ドラッカーとピーター・センゲに見る未来のリーダー像
人事システムを構築する上で私は、「マネジメント」の著者ドラッカーと「学習する組織」の著者センゲの両者の未来リーダー像を意識しています。二人のリーダー像について共通点や相違点、そして現代の社会経済状況においてどちらのリーダー像が有効かを考察していきたいと思います。ドラッカーは「成果を出すリーダーシップ」を強調しました。組織のミッションやビジョンに従って結果を出す能力が重要だと説きました。「目的に基づくリーダーシップ」「意思決定のリーダーシップ」「責任感と成果重視」の3つの柱の重要性を主張しています。センゲは「学習する組織」を提唱し、組織全体が継続的に学び続けることが成功の鍵だと説きました。センゲによれば、リーダーはメンバーに学習の場を提供し、組織全体で学習と成長を促進する役割を果たすべきだとしています。個人の成長と組織の成長は密接に結びついているという考えです。彼のリーダー像には次のような特徴があります。
「学習を促進するリーダーシップ」「ビジョンの共有」「システム思考」の3つの柱を重要視しています。リーダーは単に指示を出すのではなく、組織の一部分ではなく全体を俯瞰する視点を持ち組織のメンバーと共に未来を描き、共有されたビジョンを全員で実現することを目指します。また両者のリーダー論にはいくつかの共通点があります。両者とも、リーダーは明確なビジョンを持ち、そのビジョンを達成するために組織全体を導く役割を果たすべきだと考えています。組織の目的や成果に対して強い意識を持つリーダー像を描いています。ドラッカーはメンバーの才能を引き出すこと、センゲはメンバーの学習を促進することをリーダーの役割としています。どちらも、リーダーはメンバーの成長に積極的に関わるべきだとしています。「ビジョンと成果の重視」「人材育成への重視」が二人の共通点になります。次に、両者のリーダー像の違いを見ていきましょう。
ドラッカーのリーダー像は「成果」に強く焦点を当てており、リーダーは具体的な目標を設定し、その達成に向けて組織を導くことが求められます。意思決定力や責任感が特に重要視されます。成果志向のリーダー像です。一方、センゲのリーダー像は、個人と組織がともに成長することを重視します。リーダーは「指示」よりも「学習の促進」に重点を置き、システム全体を理解することを重視します。学習を促すリーダー像です。次に、両者のリーダー像のメリットとデメリットを整理しましょう。ドラッカーのリーダー像のメリットは明確な目標に向かって進むため、成果が出やすいこととリーダーの意思決定が組織のスピード感や効率性を高めることです。デメリットは、成果重視のあまり、組織内の学習や成長が軽視される可能性があります。一方、センゲのリーダー像のメリットはメンバーの自主性や創造性を高め、学習と成長を促すこと、システム全体を俯瞰して見るため、組織全体の調和や長期的な成長が期待できることです。
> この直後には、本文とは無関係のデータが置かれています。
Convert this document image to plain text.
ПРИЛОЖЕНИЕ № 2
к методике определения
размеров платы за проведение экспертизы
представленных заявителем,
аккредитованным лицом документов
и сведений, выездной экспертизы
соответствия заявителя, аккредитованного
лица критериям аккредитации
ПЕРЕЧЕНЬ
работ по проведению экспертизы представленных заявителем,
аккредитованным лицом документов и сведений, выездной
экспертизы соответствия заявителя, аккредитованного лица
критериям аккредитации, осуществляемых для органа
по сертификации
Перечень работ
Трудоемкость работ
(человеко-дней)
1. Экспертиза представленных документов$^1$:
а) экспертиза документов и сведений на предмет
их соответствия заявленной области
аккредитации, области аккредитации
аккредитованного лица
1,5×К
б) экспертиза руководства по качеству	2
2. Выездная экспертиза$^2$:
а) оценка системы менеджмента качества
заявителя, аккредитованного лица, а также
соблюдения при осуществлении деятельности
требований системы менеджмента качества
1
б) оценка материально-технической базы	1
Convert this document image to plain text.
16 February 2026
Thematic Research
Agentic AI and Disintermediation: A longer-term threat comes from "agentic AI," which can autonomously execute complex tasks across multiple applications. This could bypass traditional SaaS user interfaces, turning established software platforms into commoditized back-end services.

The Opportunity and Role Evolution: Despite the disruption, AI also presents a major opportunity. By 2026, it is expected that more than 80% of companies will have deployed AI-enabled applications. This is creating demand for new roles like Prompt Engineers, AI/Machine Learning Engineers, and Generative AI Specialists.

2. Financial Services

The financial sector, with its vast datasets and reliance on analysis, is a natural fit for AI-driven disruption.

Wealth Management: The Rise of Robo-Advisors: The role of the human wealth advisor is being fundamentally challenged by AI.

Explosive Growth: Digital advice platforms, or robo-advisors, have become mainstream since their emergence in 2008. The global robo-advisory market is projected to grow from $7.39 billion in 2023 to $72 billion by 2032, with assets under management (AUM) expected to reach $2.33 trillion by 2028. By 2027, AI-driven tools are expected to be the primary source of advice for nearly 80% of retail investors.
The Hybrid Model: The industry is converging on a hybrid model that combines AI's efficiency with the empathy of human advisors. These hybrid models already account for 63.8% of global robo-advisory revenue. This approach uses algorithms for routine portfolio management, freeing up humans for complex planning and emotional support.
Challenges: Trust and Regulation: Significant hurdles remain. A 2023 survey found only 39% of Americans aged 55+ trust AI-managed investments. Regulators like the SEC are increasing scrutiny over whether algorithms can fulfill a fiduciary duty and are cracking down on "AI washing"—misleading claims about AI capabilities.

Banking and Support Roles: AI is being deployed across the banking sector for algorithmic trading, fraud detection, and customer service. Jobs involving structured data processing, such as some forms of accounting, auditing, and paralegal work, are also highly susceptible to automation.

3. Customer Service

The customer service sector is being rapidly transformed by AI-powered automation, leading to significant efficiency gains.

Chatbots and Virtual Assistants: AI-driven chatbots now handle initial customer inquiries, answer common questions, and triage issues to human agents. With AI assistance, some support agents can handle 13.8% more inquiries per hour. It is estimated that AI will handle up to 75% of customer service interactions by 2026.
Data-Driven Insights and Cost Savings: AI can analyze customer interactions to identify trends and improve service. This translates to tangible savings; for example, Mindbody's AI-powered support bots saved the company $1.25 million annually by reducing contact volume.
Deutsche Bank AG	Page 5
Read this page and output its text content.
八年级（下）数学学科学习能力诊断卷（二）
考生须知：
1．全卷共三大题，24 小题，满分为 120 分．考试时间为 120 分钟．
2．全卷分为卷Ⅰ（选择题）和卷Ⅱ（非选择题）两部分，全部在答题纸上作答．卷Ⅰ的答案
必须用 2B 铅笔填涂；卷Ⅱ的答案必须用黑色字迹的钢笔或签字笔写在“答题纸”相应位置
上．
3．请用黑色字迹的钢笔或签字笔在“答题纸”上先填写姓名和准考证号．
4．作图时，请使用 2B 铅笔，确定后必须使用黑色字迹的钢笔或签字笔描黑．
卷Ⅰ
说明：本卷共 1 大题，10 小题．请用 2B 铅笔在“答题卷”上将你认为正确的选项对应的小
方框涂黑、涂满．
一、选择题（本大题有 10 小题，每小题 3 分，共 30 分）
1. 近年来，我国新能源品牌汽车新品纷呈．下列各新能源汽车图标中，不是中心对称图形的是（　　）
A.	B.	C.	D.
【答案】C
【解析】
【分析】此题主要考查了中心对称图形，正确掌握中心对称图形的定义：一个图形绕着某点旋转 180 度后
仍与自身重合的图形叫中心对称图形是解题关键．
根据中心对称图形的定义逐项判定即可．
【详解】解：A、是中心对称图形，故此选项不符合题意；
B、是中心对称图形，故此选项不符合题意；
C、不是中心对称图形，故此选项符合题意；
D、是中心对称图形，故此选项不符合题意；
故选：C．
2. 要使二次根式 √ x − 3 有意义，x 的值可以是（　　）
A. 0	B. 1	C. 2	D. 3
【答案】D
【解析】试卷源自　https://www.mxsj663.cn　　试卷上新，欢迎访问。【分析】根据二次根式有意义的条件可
センゲのデメリットは、具体的な成果が見えにくく、短期的な目標達成に時間がかかる場合があることと、リーダーシップの役割が曖昧になることで組織の統制が弱まるリスクがあることです。しかし、今日の組織は、個々のメンバーが変化に適応し、学び続けることが求められています。イノベーションや組織の持続的な成長を考えると、センゲの「学習する組織」に基づくリーダーシップは、これらの要求に応える上で有効です。多様性のある組織では、全員がリーダーシップを発揮できる柔軟性も強みです。しかしながら、特定の成果を求められる場面では、ドラッカーのリーダー像が非常に役立ちます。特に、企業の短期的な目標達成や競争力強化を求められるシチュエーションでは、意思決定能力と成果重視のリーダーシップが効果を発揮します。皆さんが未来のリーダーとして、どちらの考え方も理解し、適切な場面で活用できるようになることを願っています。